Sur les autres demandes :
Carole C... épouse Z... ne démontre pas l'existence d'un préjudice causé par l'actuelle procédure autre que celui d'avoir été dans l'obligation d'engager des frais mais indemnisable sur le fondement des dispositions de l'article 700 du Code de Procédure Civile ; il n'y a pas lieu, en conséquence de lui allouer des dommages et intérêts pour procédure abusive et vexatoire.

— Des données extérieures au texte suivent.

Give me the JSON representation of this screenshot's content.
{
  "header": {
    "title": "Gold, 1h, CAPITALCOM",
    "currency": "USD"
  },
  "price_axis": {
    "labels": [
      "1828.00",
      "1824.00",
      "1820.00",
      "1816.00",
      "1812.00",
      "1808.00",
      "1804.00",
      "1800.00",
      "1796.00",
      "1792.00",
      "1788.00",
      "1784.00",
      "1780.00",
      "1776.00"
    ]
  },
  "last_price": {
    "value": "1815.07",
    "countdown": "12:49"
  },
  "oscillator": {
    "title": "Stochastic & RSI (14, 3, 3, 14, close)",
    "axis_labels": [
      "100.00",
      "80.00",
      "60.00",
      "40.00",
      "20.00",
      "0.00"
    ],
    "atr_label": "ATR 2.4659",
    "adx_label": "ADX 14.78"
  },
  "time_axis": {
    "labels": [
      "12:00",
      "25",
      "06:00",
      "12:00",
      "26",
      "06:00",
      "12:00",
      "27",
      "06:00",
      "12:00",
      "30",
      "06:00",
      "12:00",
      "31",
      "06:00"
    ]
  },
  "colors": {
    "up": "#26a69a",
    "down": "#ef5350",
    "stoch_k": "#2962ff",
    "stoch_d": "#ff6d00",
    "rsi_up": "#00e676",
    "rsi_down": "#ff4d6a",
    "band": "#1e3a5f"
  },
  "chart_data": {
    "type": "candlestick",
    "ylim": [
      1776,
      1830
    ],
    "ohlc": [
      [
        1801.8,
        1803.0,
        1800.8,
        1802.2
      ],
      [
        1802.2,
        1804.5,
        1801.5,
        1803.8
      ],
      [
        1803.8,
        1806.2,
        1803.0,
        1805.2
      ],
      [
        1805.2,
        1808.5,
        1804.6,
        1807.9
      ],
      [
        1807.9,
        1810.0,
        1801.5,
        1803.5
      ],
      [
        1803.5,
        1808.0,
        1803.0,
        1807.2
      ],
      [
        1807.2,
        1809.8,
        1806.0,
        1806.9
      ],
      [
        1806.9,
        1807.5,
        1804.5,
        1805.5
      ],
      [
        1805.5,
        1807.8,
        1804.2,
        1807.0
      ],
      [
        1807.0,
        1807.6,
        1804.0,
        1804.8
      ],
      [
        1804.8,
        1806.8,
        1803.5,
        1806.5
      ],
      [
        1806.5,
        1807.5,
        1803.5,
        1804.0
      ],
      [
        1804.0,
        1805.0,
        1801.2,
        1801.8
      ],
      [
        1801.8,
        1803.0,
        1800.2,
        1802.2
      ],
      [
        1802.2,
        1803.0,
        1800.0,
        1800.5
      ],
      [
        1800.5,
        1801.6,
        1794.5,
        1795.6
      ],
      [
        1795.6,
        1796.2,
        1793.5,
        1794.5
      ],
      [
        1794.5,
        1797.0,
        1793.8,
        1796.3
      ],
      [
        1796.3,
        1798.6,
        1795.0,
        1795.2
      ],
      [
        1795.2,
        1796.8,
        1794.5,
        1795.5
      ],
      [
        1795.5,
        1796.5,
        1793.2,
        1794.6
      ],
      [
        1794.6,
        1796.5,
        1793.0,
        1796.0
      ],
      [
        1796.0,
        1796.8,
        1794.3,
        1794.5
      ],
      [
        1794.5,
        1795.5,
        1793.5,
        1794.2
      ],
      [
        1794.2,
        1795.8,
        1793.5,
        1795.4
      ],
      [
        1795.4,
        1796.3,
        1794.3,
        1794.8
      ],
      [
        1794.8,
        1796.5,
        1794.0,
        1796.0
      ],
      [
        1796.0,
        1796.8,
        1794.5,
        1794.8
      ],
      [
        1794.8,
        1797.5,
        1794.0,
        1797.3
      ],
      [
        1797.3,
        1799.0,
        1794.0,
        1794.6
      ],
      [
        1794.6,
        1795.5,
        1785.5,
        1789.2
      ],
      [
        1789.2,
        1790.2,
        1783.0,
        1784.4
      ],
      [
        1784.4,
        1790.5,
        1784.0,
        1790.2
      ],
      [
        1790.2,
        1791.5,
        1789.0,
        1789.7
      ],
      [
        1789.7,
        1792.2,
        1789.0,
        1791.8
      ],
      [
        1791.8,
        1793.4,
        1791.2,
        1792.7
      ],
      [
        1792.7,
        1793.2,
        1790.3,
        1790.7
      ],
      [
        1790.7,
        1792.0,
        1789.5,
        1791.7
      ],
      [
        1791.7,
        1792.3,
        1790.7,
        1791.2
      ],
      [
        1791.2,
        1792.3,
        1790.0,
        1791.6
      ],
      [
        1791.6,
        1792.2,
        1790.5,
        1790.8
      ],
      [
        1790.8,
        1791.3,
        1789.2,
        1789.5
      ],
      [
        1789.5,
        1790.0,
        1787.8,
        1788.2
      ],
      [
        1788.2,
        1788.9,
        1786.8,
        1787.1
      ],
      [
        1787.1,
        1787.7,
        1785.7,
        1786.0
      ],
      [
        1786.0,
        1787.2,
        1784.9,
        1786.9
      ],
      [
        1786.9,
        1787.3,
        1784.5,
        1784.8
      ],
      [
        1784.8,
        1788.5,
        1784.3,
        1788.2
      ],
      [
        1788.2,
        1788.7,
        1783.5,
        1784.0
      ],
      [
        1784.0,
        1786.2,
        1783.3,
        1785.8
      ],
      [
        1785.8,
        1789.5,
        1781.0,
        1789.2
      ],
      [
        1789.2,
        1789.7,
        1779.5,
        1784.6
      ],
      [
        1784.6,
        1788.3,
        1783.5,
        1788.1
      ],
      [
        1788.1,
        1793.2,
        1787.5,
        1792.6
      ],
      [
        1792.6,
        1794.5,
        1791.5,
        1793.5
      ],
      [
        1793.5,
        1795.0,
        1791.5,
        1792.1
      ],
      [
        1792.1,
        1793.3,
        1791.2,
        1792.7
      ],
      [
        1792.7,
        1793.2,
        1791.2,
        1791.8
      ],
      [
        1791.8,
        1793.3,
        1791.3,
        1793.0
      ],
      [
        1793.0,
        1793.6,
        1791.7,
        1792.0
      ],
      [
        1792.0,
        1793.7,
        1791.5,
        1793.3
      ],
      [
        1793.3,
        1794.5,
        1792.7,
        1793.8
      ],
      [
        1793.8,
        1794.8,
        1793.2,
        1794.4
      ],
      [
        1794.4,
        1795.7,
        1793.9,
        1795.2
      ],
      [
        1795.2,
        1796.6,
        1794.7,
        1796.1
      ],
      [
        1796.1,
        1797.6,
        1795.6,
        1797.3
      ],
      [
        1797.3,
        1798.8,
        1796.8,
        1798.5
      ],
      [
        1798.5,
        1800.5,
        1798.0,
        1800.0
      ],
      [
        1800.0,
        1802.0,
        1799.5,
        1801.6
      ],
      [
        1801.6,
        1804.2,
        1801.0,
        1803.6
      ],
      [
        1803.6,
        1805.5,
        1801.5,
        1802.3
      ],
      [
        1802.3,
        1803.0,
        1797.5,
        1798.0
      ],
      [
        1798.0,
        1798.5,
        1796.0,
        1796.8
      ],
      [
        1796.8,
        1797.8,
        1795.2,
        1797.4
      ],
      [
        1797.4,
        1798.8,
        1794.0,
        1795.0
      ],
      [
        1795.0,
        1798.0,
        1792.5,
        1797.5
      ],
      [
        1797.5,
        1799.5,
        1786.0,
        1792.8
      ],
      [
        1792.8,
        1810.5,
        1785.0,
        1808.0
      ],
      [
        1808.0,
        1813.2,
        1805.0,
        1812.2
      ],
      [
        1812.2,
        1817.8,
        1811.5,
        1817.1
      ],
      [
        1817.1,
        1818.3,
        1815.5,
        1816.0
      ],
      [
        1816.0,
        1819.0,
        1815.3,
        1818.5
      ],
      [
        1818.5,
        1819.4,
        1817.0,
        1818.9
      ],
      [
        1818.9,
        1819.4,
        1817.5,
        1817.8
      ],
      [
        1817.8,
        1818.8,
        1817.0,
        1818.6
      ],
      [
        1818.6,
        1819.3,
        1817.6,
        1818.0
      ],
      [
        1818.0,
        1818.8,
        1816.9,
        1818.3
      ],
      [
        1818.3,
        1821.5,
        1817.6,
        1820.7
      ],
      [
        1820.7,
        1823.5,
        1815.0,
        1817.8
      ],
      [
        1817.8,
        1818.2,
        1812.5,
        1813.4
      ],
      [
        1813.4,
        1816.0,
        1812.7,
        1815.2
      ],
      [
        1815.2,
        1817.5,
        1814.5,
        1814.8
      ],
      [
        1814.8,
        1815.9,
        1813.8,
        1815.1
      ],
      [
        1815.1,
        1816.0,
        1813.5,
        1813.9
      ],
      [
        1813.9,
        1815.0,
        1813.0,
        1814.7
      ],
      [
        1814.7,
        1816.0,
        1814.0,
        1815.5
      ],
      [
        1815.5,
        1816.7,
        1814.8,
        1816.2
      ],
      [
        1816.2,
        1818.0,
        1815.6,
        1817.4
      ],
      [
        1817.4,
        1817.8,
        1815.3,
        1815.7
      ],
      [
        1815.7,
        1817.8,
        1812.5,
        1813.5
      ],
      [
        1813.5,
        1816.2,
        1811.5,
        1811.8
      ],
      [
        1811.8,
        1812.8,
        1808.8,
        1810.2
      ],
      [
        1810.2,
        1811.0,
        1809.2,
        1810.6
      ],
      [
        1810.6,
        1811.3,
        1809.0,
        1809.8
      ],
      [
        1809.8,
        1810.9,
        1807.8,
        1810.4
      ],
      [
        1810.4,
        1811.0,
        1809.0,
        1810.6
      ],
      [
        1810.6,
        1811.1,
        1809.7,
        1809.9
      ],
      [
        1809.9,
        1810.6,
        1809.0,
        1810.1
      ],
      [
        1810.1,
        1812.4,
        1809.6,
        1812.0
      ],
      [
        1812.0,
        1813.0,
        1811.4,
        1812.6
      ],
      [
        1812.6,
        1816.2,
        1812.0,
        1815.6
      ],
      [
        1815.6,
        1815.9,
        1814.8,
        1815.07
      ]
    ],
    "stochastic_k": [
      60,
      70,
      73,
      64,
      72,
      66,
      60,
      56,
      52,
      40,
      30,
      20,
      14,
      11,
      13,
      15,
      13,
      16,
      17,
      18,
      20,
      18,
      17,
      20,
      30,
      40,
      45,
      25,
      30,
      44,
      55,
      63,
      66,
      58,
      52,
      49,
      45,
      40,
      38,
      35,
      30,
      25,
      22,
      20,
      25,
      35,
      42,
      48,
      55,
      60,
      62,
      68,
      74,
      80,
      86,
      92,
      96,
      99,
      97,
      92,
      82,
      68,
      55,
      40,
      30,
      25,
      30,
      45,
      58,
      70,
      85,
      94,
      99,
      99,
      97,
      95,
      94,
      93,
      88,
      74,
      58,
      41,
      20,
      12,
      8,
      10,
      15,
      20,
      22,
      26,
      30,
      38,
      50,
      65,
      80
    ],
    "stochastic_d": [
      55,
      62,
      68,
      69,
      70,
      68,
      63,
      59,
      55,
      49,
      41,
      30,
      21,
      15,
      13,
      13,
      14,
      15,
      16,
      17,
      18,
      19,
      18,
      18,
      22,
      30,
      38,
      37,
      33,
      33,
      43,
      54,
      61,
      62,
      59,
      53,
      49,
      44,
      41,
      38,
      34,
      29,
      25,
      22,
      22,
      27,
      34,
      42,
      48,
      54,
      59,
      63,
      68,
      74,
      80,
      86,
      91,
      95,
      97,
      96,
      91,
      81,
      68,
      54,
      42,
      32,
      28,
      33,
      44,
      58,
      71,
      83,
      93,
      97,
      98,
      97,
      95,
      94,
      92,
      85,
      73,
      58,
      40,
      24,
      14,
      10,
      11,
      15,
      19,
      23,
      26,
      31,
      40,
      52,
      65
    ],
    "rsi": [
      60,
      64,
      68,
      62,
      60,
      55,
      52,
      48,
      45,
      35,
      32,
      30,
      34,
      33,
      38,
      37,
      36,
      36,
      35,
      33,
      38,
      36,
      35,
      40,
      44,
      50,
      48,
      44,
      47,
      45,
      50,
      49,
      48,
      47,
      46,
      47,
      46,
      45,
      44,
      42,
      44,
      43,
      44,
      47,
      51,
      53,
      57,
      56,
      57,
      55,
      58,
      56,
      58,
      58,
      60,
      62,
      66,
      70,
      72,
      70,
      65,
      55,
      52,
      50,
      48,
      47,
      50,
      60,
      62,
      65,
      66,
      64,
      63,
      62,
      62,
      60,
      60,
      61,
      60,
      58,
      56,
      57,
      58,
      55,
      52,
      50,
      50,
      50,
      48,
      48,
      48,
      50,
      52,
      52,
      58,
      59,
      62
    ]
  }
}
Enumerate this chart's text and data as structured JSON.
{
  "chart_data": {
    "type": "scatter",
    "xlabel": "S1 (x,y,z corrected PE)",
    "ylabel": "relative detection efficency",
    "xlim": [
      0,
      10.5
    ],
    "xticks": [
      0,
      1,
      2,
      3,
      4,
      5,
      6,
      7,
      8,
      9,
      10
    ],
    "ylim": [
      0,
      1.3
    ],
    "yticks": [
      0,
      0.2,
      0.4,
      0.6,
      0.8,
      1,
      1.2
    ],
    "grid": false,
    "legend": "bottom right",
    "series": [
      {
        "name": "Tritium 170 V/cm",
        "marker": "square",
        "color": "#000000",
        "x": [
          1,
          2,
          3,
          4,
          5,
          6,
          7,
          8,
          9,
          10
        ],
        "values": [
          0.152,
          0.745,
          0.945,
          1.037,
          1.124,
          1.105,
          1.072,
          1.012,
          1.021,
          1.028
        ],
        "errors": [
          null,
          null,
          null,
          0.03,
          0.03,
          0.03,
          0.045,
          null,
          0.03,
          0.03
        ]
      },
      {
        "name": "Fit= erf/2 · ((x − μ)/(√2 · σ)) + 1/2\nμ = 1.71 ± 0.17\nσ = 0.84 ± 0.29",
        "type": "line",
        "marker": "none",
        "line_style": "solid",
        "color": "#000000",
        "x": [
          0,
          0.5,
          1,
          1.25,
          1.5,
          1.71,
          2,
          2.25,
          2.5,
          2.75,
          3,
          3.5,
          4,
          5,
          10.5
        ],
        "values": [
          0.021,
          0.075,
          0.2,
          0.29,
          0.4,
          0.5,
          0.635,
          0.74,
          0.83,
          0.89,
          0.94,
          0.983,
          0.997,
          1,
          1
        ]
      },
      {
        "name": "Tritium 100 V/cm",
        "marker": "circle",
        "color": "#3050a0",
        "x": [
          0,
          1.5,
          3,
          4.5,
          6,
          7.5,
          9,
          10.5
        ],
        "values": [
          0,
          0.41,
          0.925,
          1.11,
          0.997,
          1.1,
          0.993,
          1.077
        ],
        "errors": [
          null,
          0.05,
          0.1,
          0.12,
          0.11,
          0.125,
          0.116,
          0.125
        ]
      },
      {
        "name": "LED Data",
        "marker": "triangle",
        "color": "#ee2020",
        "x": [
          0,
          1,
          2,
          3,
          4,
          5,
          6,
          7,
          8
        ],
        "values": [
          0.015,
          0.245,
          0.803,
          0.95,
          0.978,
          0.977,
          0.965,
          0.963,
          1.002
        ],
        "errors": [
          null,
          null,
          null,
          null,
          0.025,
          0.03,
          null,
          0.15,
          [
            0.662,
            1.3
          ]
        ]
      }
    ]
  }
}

Christian Y... qui succombe doit supporter les dépens de première instance et d'appel ; à la juste indemnité allouée par le premier juge à Carole C... épouse Z... sur le fondement des dispositions de l'article 700 du Code de Procédure Civile sera ajoutée celle équitablement fixée à 2 300 euros pour les frais non compris dans les dépens d'appel.
PAR CES MOTIFS,
La Cour statuant par mise à disposition au greffe, publiquement et contradictoirement
Reçoit l'appel,
Confirme le jugement,
Condamne Christian Y... à payer à Carole C... épouse Z... la somme de 2 300 euros par application des dispositions de l'article 700 du Code de Procédure Civile en indemnisation des frais non compris dans les dépens d'appel,
Rejette toutes autres demandes des parties,
Condamne Christian Y... aux dépens d'appel, lesquels pourront être recouvrés par l'avoué de l'intimée conformément aux dispositions de l'article 699 du Code de Procédure Civile.